As to be expected, there were moments that were quite good for the Raptors — wiping out a 17-point first-half deficit to lead by five in the third quarter, and a defence that at times looked aggressive and quick and cohesive.

And there were moments that were quite gruesome — unforced turnovers, stagnant offence, defence that was blitzed because of unfamiliarity.

“We just told guys . . . when we get stops, just play,” DeRozan said. “Everybody knows how to play basketball. Our main goal was to get stops and we just played. Kept it simple.”
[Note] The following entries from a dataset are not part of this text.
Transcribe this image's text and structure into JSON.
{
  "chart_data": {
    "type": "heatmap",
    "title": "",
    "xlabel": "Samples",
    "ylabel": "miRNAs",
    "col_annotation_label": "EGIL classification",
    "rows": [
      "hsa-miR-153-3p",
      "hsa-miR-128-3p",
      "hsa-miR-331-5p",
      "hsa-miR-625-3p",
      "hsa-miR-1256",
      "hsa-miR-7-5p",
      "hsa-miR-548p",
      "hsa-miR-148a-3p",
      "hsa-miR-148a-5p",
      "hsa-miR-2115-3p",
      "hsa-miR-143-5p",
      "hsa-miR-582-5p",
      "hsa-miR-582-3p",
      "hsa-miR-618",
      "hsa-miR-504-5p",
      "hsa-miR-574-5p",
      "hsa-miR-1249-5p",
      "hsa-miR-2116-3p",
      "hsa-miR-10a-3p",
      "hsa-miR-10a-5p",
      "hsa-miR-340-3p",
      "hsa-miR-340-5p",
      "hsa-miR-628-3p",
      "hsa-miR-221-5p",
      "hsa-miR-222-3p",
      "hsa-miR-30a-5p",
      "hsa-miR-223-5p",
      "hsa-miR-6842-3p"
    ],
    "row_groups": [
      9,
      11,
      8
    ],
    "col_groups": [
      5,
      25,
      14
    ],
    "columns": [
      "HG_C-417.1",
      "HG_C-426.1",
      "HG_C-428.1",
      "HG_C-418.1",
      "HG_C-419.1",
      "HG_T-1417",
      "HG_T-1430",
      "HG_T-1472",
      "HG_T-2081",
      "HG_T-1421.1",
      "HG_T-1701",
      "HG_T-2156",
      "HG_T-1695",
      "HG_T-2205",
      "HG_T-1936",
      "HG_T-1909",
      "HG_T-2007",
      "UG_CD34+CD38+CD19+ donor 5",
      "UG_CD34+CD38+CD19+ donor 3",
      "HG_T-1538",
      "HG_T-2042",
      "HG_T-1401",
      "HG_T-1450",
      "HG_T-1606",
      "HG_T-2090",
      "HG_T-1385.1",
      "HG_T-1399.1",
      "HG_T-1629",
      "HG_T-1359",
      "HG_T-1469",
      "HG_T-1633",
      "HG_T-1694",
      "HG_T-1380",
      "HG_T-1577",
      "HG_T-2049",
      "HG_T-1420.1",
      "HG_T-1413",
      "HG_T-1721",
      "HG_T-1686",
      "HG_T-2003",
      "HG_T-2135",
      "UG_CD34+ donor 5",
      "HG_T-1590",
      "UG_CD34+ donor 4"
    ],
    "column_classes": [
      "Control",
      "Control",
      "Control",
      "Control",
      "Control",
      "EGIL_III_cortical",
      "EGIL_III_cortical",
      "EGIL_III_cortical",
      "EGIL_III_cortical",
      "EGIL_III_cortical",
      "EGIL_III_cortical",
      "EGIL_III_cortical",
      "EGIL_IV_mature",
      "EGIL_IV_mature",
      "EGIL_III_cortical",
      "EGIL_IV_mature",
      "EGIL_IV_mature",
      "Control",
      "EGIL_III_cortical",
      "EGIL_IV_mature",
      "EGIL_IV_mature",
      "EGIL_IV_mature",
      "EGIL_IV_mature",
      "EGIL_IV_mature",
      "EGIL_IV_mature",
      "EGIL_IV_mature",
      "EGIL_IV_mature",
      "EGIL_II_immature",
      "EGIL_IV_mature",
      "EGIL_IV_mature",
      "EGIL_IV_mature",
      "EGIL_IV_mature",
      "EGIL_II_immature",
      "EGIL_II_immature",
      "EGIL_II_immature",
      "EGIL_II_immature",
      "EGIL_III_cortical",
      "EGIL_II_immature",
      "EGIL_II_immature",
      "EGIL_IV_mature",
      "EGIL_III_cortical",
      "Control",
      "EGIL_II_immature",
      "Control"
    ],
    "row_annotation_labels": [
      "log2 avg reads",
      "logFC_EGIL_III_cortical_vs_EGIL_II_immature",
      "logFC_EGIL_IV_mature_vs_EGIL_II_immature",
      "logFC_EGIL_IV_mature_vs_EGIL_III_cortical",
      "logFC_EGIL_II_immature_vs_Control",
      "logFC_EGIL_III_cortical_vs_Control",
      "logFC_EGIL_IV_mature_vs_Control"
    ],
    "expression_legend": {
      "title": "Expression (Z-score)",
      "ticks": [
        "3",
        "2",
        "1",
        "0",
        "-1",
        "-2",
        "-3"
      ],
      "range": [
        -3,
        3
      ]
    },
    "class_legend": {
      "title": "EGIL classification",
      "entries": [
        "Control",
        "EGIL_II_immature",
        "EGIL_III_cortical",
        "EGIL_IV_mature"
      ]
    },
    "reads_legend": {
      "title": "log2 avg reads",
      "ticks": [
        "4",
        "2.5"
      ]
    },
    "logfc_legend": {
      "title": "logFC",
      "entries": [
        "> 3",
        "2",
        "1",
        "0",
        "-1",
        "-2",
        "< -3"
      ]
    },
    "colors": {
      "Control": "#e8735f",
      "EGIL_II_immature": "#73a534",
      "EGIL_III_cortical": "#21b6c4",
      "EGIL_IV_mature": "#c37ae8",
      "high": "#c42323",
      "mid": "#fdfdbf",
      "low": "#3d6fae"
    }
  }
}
Lowry, enjoying the best season of his 11-year career, originally hurt his right wrist in a win over Charlotte on Feb. 15, but took part in the all-star weekend competitions figuring he would just play through the discomfort.

He was icing his wrist on the bench during Sunday’s game in New Orleans, but told reporters after that he wasn’t in any serious pain and that he would be fine.

That turned out to be not quite true.

“It was a little sore, paid no attention to it. I thought over the break it would rest up and heal up,” Lowry said Friday. “But it just constantly stayed bothering me. So when I got back here, I went to talk to our trainers. I went to the gym (Thursday) night to try to shoot. It didn’t go too well.

“I put up, like, one shot and it just didn’t work. So, this morning we got some tests done and talked, and now we’ll get evaluation in over the weekend. We’ll see what happens.”